Hukuman atas orang fasik yang sombong
Ayub 15:28
Elifas Menuduh Ayub: Penderitaan Pasti karena Dosa
“dia tinggal di kota-kota terpencil, di rumah-rumah yang seharusnya tidak ditinggali oleh siapa pun, yang siap runtuh dan menjadi timbunan.”Ayub 15:28 · AYT
Alkitab Yang Terbuka
“ia menetap di kota-kota yang telah hancur, di rumah-rumah yang tidak dapat didiami orang, yang ditentukan untuk tetap menjadi reruntuhan.”Ayub 15:28 · TB
Terjemahan Baru
“Ia menetap di kota-kota yang porak-poranda, di rumah-rumah yang tak ada penghuninya. Kota-kota itu sudah ditentukan untuk tetap menjadi reruntuhan.”Ayub 15:28 · BIS
Bahasa Indonesia Sehari-hari
“And he dwelleth in desolate cities, and in houses which no man inhabiteth, which are ready to become heaps.”Ayub 15:28 · KJV
King James Version
Arti ayat
Apa Arti Ayub 15:28?
Ayub 15:28 menggambarkan orang fasik yang tinggal di kota-kota yang hancur dan rumah-rumah yang runtuh, melambangkan kehancuran yang akan menimpanya sebagai akibat dari kejahatannya.
Latar belakang
Elifas menggambarkan nasib orang fasik
Elifas sedang menegaskan bahwa orang fasik, yang sombong dan melawan Allah, akan dihancurkan.
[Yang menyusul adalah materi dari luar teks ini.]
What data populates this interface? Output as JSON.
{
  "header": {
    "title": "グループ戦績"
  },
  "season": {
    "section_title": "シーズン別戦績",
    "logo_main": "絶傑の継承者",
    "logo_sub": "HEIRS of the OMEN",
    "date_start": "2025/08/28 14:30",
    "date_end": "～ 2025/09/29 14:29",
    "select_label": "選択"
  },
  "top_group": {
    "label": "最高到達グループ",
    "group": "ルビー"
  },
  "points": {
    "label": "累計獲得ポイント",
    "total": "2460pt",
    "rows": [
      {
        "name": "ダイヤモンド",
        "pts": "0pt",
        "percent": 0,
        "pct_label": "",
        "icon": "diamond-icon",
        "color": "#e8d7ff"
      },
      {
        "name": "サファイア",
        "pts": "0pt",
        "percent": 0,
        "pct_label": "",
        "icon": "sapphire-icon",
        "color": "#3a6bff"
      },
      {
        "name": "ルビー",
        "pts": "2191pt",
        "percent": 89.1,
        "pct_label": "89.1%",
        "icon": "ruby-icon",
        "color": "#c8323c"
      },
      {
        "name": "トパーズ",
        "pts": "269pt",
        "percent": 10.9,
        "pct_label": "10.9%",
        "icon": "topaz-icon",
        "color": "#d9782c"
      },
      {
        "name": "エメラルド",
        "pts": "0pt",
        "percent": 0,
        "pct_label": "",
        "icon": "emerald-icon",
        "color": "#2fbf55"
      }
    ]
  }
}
Ayat ini melukiskan bagaimana mereka kehilangan tempat tinggal dan harta, menjadi terasing dan menderita. Elifas yakin Ayub menderita karena dosanya sendiri.
Di mana
Teman
Di lokasi pertemuan mereka, mungkin di dekat tumpukan abu
Kapan
~2000 SM
Zaman para bapa leluhur
Yang berbicara
Elifas, orang Teman
Teman Ayub yang paling tua, bijak menurut tradisi
Kepada
Ayub
Orang saleh yang sedang menderita berat
Studi kata
Kata Kunci dalam Bahasa Asli
עָרֵי חֹרֶב
'arei khorev · kota-kota terpencil
kota-kota yang hancur atau menjadi reruntuhan
תֵּל
tel · timbunan
bukit atau gundukan reruntuhan, menunjukkan kehancuran total
לֹא יֵשְׁבוּ
lo yeshvu · seharusnya tidak ditinggali
tidak akan didiami, karena dianggap terkutuk
Kata-kata ini menunjukkan kehancuran total: kota yang menjadi reruntuhan, tidak layak huni, dan menjadi tumpukan puing. Ini menegaskan hukuman yang permanen bagi orang fasik.
Tahukah kamu
Hidup di kota yang hancur
Di zaman kuno, tinggal di reruntuhan atau kota yang ditinggalkan dianggap sangat memalukan, bukan sekadar tidak nyaman. Itu menunjukkan bahwa seseorang dikutuk dan dibuang dari masyarakat.
Ayat terkait
Ayat Lain yang Menggemakan Ayub 15:28
Yesaya 5:9
kehancuran kota
“Sesungguhnya banyak rumah akan menjadi sunyi, kota-kota yang besar dan indah tidak akan didiami.”
Mazmur 69:25
tempat sunyi
“Biarlah tempat kediaman mereka menjadi sunyi, dan biarlah kemah mereka tidak ada penghuninya.”
Ayub 18:15
tempat tinggal dihukum
“Di dalam kemahnya akan tinggal api belerang, dan ditaburkan belerang ke atas tempat kediamannya.”
Sering disalahpahami
Salah Kaprah tentang Ayub 15:28
✕ Sering dikira
Ayat ini mengajarkan bahwa semua orang yang tinggal di rumah rusak pasti berdosa.
✓ Yang sebenarnya
Elifas sedang berbicara tentang orang fasik secara umum, bukan tentang kondisi fisik rumah secara harfiah sebagai bukti dosa.
✕ Sering dikira
Orang percaya sejati tidak akan pernah hidup dalam keadaan hancur secara fisik.
✓ Yang sebenarnya
Ayub sendiri saleh tetapi kehilangan segalanya; teks ini adalah tuduhan Elifas yang tidak benar tentang Ayub.
Renungan
Renungan Singkat Ayub 15:28
Orang yang hidup dalam dosa mungkin tampak kuat, tetapi pada akhirnya kehidupannya akan runtuh seperti rumah yang tidak terpelihara. Mari kita bangun hidup kita di atas dasar yang kokoh, yaitu firman Tuhan.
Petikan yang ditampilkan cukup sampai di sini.